Last summer I graduated from my undergraduate program at Seattle University. Less than 24 hours later a car packed full of food and gear would sustain my fellow backpacker and I for roughly the next 24 days. I guess I needed to get away from computers, classrooms, final exams, and general structure for a moment. Over 3,000 miles of driving, and 250 miles of hiking, as leisurely as you can do it, is not always relaxed, even if it is rewarding. Carrying everything you may possibly need leaves little room for indulgence; yet I dream of being in the glacial lakes, soaring mountains and endless horizons no matter the toil.
So I’m not used to seeing this many tents – and there’s a 4th hidden from this angle. What I’m even less familiar with, and once again not even gracing the photograph, is the amount of gear we were able to contemplate having at our disposal. Usually an extra sweatshirt is a luxury; this time I brought extra sleeping bags that went unused.
Strangers yet colleagues, a cohort existing with less than a month’s worth of acquainted time together, but enamored and elated by ideals that brought us to intern for the National Park Service, we were now destined to brave the Mt. Rainier wilderness together, on the ferocious mountain still blanketed in snow. Okay, it was only one night. It was also at a clearly designated campsite. However, pulling up to a site with 10 people and 3 cars was indeed like nature pulling us into her clasp, if only for an evening. Contrasted to hiking in 8 miles to find a place to sleep, waking up, breaking down a site, and trekking another 10 miles before eating dinner, a brief respite of deliverance via automobile on this occasion was happily embraced.
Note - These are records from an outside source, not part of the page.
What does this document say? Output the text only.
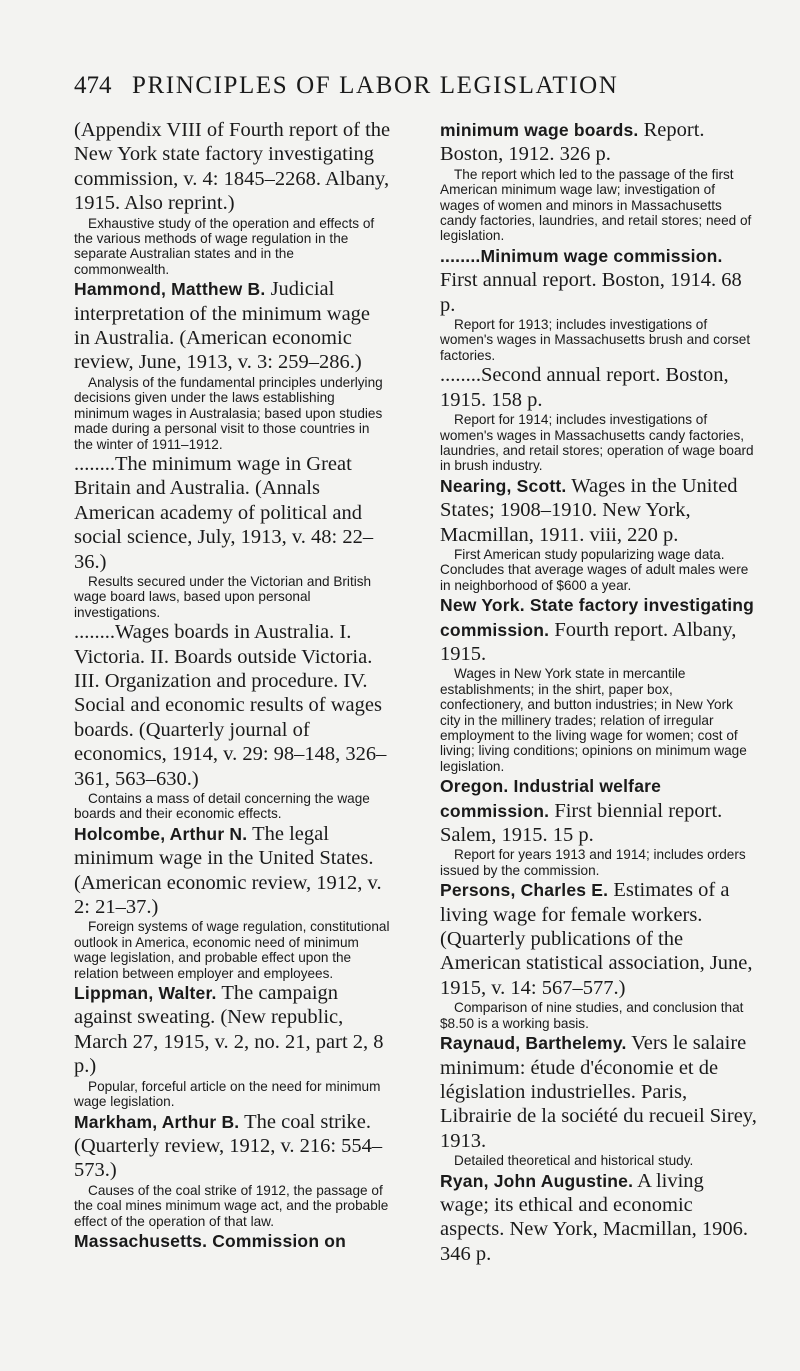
474 PRINCIPLES OF LABOR LEGISLATION

(Appendix VIII of Fourth report of the New York state factory investigating commission, v. 4: 1845–2268. Albany, 1915. Also reprint.)

Exhaustive study of the operation and effects of the various methods of wage regulation in the separate Australian states and in the commonwealth.

Hammond, Matthew B. Judicial interpretation of the minimum wage in Australia. (American economic review, June, 1913, v. 3: 259–286.)

Analysis of the fundamental principles underlying decisions given under the laws establishing minimum wages in Australasia; based upon studies made during a personal visit to those countries in the winter of 1911–1912.

........The minimum wage in Great Britain and Australia. (Annals American academy of political and social science, July, 1913, v. 48: 22–36.)

Results secured under the Victorian and British wage board laws, based upon personal investigations.

........Wages boards in Australia. I. Victoria. II. Boards outside Victoria. III. Organization and procedure. IV. Social and economic results of wages boards. (Quarterly journal of economics, 1914, v. 29: 98–148, 326–361, 563–630.)

Contains a mass of detail concerning the wage boards and their economic effects.

Holcombe, Arthur N. The legal minimum wage in the United States. (American economic review, 1912, v. 2: 21–37.)

Foreign systems of wage regulation, constitutional outlook in America, economic need of minimum wage legislation, and probable effect upon the relation between employer and employees.

Lippman, Walter. The campaign against sweating. (New republic, March 27, 1915, v. 2, no. 21, part 2, 8 p.)

Popular, forceful article on the need for minimum wage legislation.

Markham, Arthur B. The coal strike. (Quarterly review, 1912, v. 216: 554–573.)

Causes of the coal strike of 1912, the passage of the coal mines minimum wage act, and the probable effect of the operation of that law.

Massachusetts. Commission on

minimum wage boards. Report. Boston, 1912. 326 p.

The report which led to the passage of the first American minimum wage law; investigation of wages of women and minors in Massachusetts candy factories, laundries, and retail stores; need of legislation.

........Minimum wage commission. First annual report. Boston, 1914. 68 p.

Report for 1913; includes investigations of women's wages in Massachusetts brush and corset factories.

........Second annual report. Boston, 1915. 158 p.

Report for 1914; includes investigations of women's wages in Massachusetts candy factories, laundries, and retail stores; operation of wage board in brush industry.

Nearing, Scott. Wages in the United States; 1908–1910. New York, Macmillan, 1911. viii, 220 p.

First American study popularizing wage data. Concludes that average wages of adult males were in neighborhood of $600 a year.

New York. State factory investigating commission. Fourth report. Albany, 1915.

Wages in New York state in mercantile establishments; in the shirt, paper box, confectionery, and button industries; in New York city in the millinery trades; relation of irregular employment to the living wage for women; cost of living; living conditions; opinions on minimum wage legislation.

Oregon. Industrial welfare commission. First biennial report. Salem, 1915. 15 p.

Report for years 1913 and 1914; includes orders issued by the commission.

Persons, Charles E. Estimates of a living wage for female workers. (Quarterly publications of the American statistical association, June, 1915, v. 14: 567–577.)

Comparison of nine studies, and conclusion that $8.50 is a working basis.

Raynaud, Barthelemy. Vers le salaire minimum: étude d'économie et de législation industrielles. Paris, Librairie de la société du recueil Sirey, 1913.

Detailed theoretical and historical study.

Ryan, John Augustine. A living wage; its ethical and economic aspects. New York, Macmillan, 1906. 346 p.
You intimately get to know somebody while stuck side-by-side in a vehicle for 3,000 miles (you also really get to know someone by setting up a campground or tent for the first time). In setting up camp, cooking food, pondering a single album to play on repeat over a road trip, the partnership here with new people I got to learn more about, made me enthusiastic for future work to come. I witnessed a willingness to embrace new experiences, a determination to problem solve, and blooming curiosity toward every crawling inch of the mountainside. This approach we will all hopefully carry over unto our work.
Our IMBY camping trip in Mt. Rainier National Park was somehow the first time I’d slept a night in the wilderness since my backpacking trip.
It had been too long.
Yet never once on that trip did I remember to stare at the stars and find the constellations like we did on this iconic mountain.
24 days versus 24 hours: it is hard not to say I’m finding myself trying to take an equal lesson from both experiences. Perhaps lesson isn’t the right word. Perhaps that isn’t the best way to look at it either. What I definitely know I found was a sense of belonging, and a sense of relaxation. A relaxation I needed; one that is sometimes hard to find. Had me feeling like this snowman. Chillin.